Quick Links

Re: row filtering for logical replication

From:	Peter Smith <smithpb2250(at)gmail(dot)com>
To:	Amit Kapila <amit(dot)kapila16(at)gmail(dot)com>
Cc:	Euler Taveira <euler(at)eulerto(dot)com>, Rahila Syed <rahilasyed90(at)gmail(dot)com>, Peter Eisentraut <peter(dot)eisentraut(at)enterprisedb(dot)com>, Önder Kalacı <onderkalaci(at)gmail(dot)com>, japin <japinli(at)hotmail(dot)com>, Michael Paquier <michael(at)paquier(dot)xyz>, David Steele <david(at)pgmasters(dot)net>, Craig Ringer <craig(at)2ndquadrant(dot)com>, Tomas Vondra <tomas(dot)vondra(at)2ndquadrant(dot)com>, Amit Langote <amitlangote09(at)gmail(dot)com>, PostgreSQL Hackers <pgsql-hackers(at)lists(dot)postgresql(dot)org>
Subject:	Re: row filtering for logical replication
Date:	2021-08-24 07:46:37
Message-ID:	CAHut+Ps5j7mkO0xLmNW=kXh0eezGoKyzBCiQc9bfkCiM_MVDrg@mail.gmail.com
Views:	Whole Thread \| Raw Message \| Download mbox \| Resend email
Thread:
Lists:	pgsql-hackers

On Mon, Jul 12, 2021 at 7:35 PM Amit Kapila <amit(dot)kapila16(at)gmail(dot)com> wrote:
>
> On Mon, Jul 12, 2021 at 1:09 AM Euler Taveira <euler(at)eulerto(dot)com> wrote:
> >
> > I did another measure using as baseline the previous patch (v16).
> >
> > without cache (v16)
> > ---------------------------
> >
> > mean: 1.46 us
> > stddev: 2.13 us
> > median: 1.39 us
> > min-max: [0.69 .. 1456.69] us
> > percentile(99): 3.15 us
> > mode: 0.91 us
> >
> > with cache (v18)
> > -----------------------
> >
> > mean: 0.63 us
> > stddev: 1.07 us
> > median: 0.55 us
> > min-max: [0.29 .. 844.87] us
> > percentile(99): 1.38 us
> > mode: 0.41 us
> >
> > It represents -57%. It is a really good optimization for just a few extra lines
> > of code.
> >
>
> Good improvement but I think it is better to measure the performance
> by using synchronous_replication by setting the subscriber as
> standby_synchronous_names, which will provide the overall saving of
> time. We can probably see when the timings when no rows are filtered,
> when 10% rows are filtered when 30% are filtered and so on.
>
> I think the way caching has been done in the patch is a bit
> inefficient. Basically, it always invalidates and rebuilds the
> expressions even though some unrelated operation has happened on
> publication. For example, say publication has initially table t1 with
> rowfilter r1 for which we have cached the state. Now you altered
> publication and added table t2, it will invalidate the entire state of
> t1 as well. I think we can avoid that if we invalidate the rowfilter
> related state only on relcache invalidation i.e in
> rel_sync_cache_relation_cb and save it the very first time we prepare
> the expression. In that case, we don't need to do it in advance when
> preparing relsyncentry, this will have the additional advantage that
> we won't spend cycles on preparing state unless it is required (for
> truncate we won't require row_filtering, so it won't be prepared).
>

I have used debug logging to confirm that what Amit wrote [1] is
correct; the row-filter ExprState of *every* table's row_filter will
be invalidated (and so subsequently gets rebuilt) when the user
changes the PUBLICATION tables. This was a side-effect of the
rel_sync_cache_publication_cb which is freeing the cached ExprState
and setting the entry->replicate_valid = false; for *every* entry.

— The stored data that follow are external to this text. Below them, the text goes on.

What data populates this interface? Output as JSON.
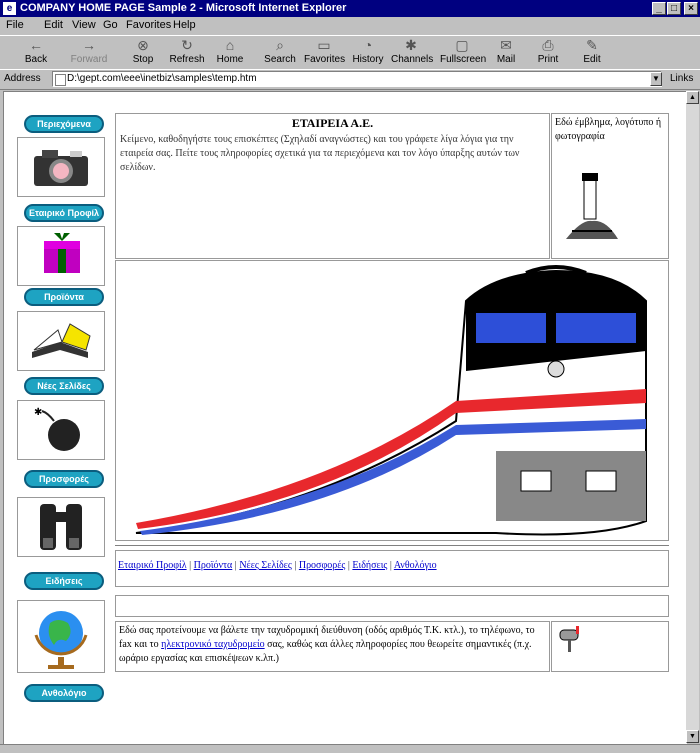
{
  "window": {
    "title": "COMPANY HOME PAGE Sample 2 - Microsoft Internet Explorer"
  },
  "menu": [
    "File",
    "Edit",
    "View",
    "Go",
    "Favorites",
    "Help"
  ],
  "toolbar": {
    "back": "Back",
    "forward": "Forward",
    "stop": "Stop",
    "refresh": "Refresh",
    "home": "Home",
    "search": "Search",
    "favorites": "Favorites",
    "history": "History",
    "channels": "Channels",
    "fullscreen": "Fullscreen",
    "mail": "Mail",
    "print": "Print",
    "edit": "Edit"
  },
  "address": {
    "label": "Address",
    "value": "D:\\gept.com\\eee\\inetbiz\\samples\\temp.htm",
    "links": "Links"
  },
  "nav": [
    {
      "label": "Περιεχόμενα",
      "icon": "camera-icon"
    },
    {
      "label": "Εταιρικό Προφίλ",
      "icon": "gift-icon"
    },
    {
      "label": "Προϊόντα",
      "icon": "book-icon"
    },
    {
      "label": "Νέες Σελίδες",
      "icon": "bomb-icon"
    },
    {
      "label": "Προσφορές",
      "icon": "binoculars-icon"
    },
    {
      "label": "Ειδήσεις",
      "icon": "globe-icon"
    },
    {
      "label": "Ανθολόγιο",
      "icon": ""
    }
  ],
  "header": {
    "title": "ΕΤΑΙΡΕΙΑ Α.Ε.",
    "intro": "Κείμενο, καθοδηγήστε τους επισκέπτες (Σχηλαδί αναγνώστες) και του γράφετε λίγα λόγια για την εταιρεία σας. Πείτε τους πληροφορίες σχετικά για τα περιεχόμενα και τον λόγο ύπαρξης αυτών των σελίδων.",
    "logo_text": "Εδώ έμβλημα, λογότυπο ή φωτογραφία"
  },
  "nav_links": [
    "Εταιρικό Προφίλ",
    "Προϊόντα",
    "Νέες Σελίδες",
    "Προσφορές",
    "Ειδήσεις",
    "Ανθολόγιο"
  ],
  "contact": {
    "text_before": "Εδώ σας προτείνουμε να βάλετε την ταχυδρομική διεύθυνση (οδός αριθμός Τ.Κ. κτλ.), το τηλέφωνο, το fax και το ",
    "email_link": "ηλεκτρονικό ταχυδρομείο",
    "text_after": " σας, καθώς και άλλες πληροφορίες που θεωρείτε σημαντικές (π.χ. ωράριο εργασίας και επισκέψεων κ.λπ.)"
  },
  "colors": {
    "nav_button": "#1ea3c2",
    "titlebar": "#000080",
    "link": "#0000cc"
  }
}
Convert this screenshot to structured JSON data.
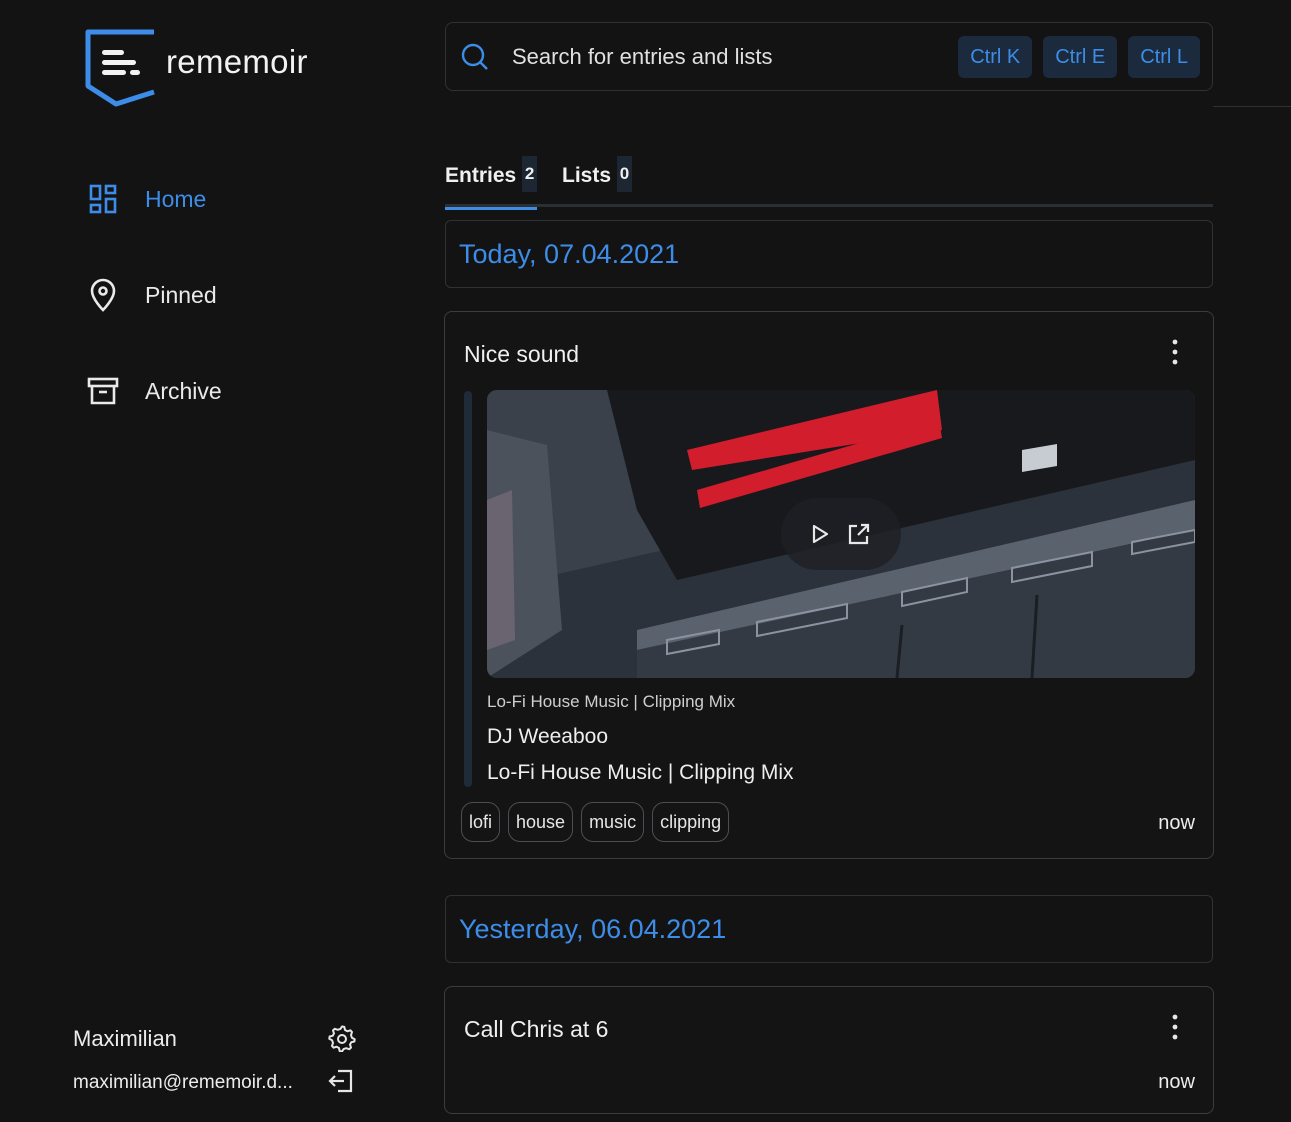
{
  "app": {
    "name": "rememoir",
    "brand_color": "#3d8de8"
  },
  "sidebar": {
    "items": [
      {
        "label": "Home",
        "icon": "dashboard-icon",
        "active": true
      },
      {
        "label": "Pinned",
        "icon": "map-pin-icon",
        "active": false
      },
      {
        "label": "Archive",
        "icon": "archive-icon",
        "active": false
      }
    ],
    "user": {
      "name": "Maximilian",
      "email": "maximilian@rememoir.d..."
    }
  },
  "search": {
    "placeholder": "Search for entries and lists",
    "shortcuts": [
      "Ctrl K",
      "Ctrl E",
      "Ctrl L"
    ]
  },
  "tabs": [
    {
      "label": "Entries",
      "count": "2",
      "active": true
    },
    {
      "label": "Lists",
      "count": "0",
      "active": false
    }
  ],
  "groups": [
    {
      "date_label": "Today, 07.04.2021",
      "entries": [
        {
          "title": "Nice sound",
          "embed": {
            "site": "Lo-Fi House Music | Clipping Mix",
            "author": "DJ Weeaboo",
            "title": "Lo-Fi House Music | Clipping Mix"
          },
          "tags": [
            "lofi",
            "house",
            "music",
            "clipping"
          ],
          "time": "now"
        }
      ]
    },
    {
      "date_label": "Yesterday, 06.04.2021",
      "entries": [
        {
          "title": "Call Chris at 6",
          "time": "now"
        }
      ]
    }
  ]
}
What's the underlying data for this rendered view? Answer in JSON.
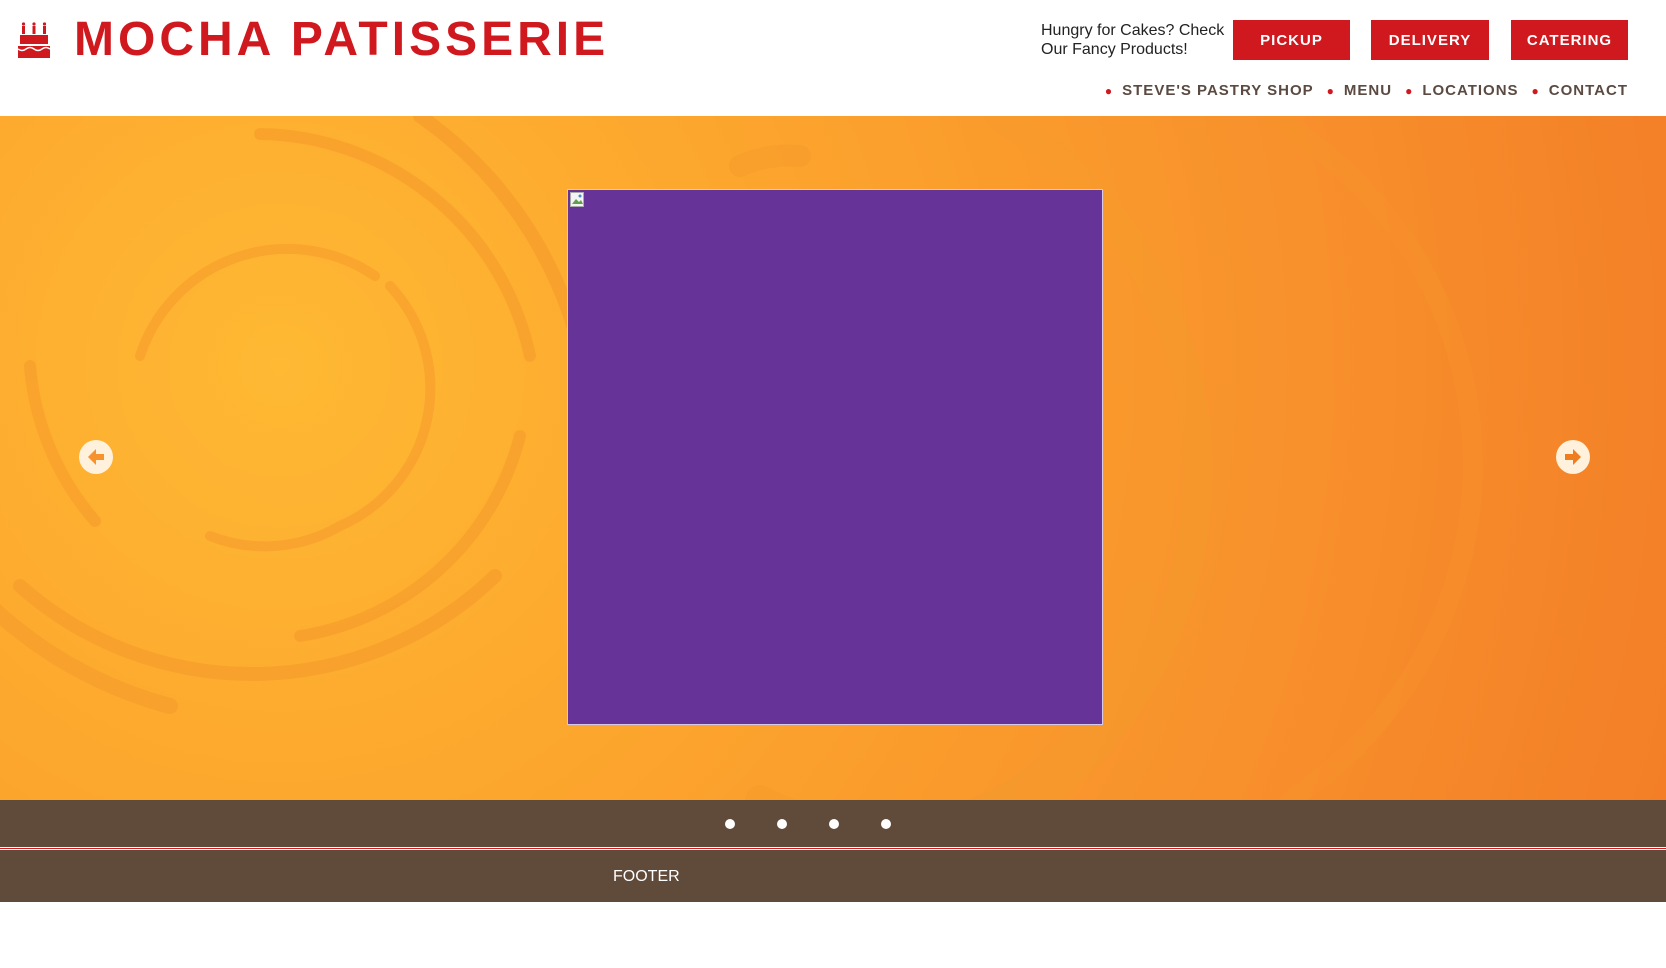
{
  "brand": {
    "name": "MOCHA PATISSERIE",
    "logo_icon": "cake-icon",
    "color": "#d0181f"
  },
  "header": {
    "tagline": "Hungry for Cakes? Check Our Fancy Products!",
    "buttons": {
      "pickup": "PICKUP",
      "delivery": "DELIVERY",
      "catering": "CATERING"
    }
  },
  "nav": {
    "items": [
      {
        "label": "STEVE'S PASTRY SHOP"
      },
      {
        "label": "MENU"
      },
      {
        "label": "LOCATIONS"
      },
      {
        "label": "CONTACT"
      }
    ]
  },
  "carousel": {
    "slide_image_color": "#663399",
    "prev_icon": "arrow-left-icon",
    "next_icon": "arrow-right-icon",
    "slide_count": 4
  },
  "footer": {
    "label": "FOOTER",
    "color": "#604a3a"
  }
}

So yes, the ExprCache is getting rebuilt for some situations where it
is not strictly necessary to do so.

But...

1. Although the ExprState cache is effective, in practice the
performance improvement was not very much. My previous results [2]
showed only about 2sec saving for 100K calls to the
pgoutput_row_filter function. So I think eliminating just one or two
unnecessary calls in the get_rel_sync_entry is going to make zero
observable difference.

2. IMO it is safe to expect that the ALTER PUBLICATION is a rare
operation relative to the number of times that pgoutput_row_filter
will be called (the pgoutput_row_filter is quite a "hot" function
since it is called for every INSERT/UPDATE/DELETE). It will be orders
of magnitude difference 1:1000, 1:100000 etc.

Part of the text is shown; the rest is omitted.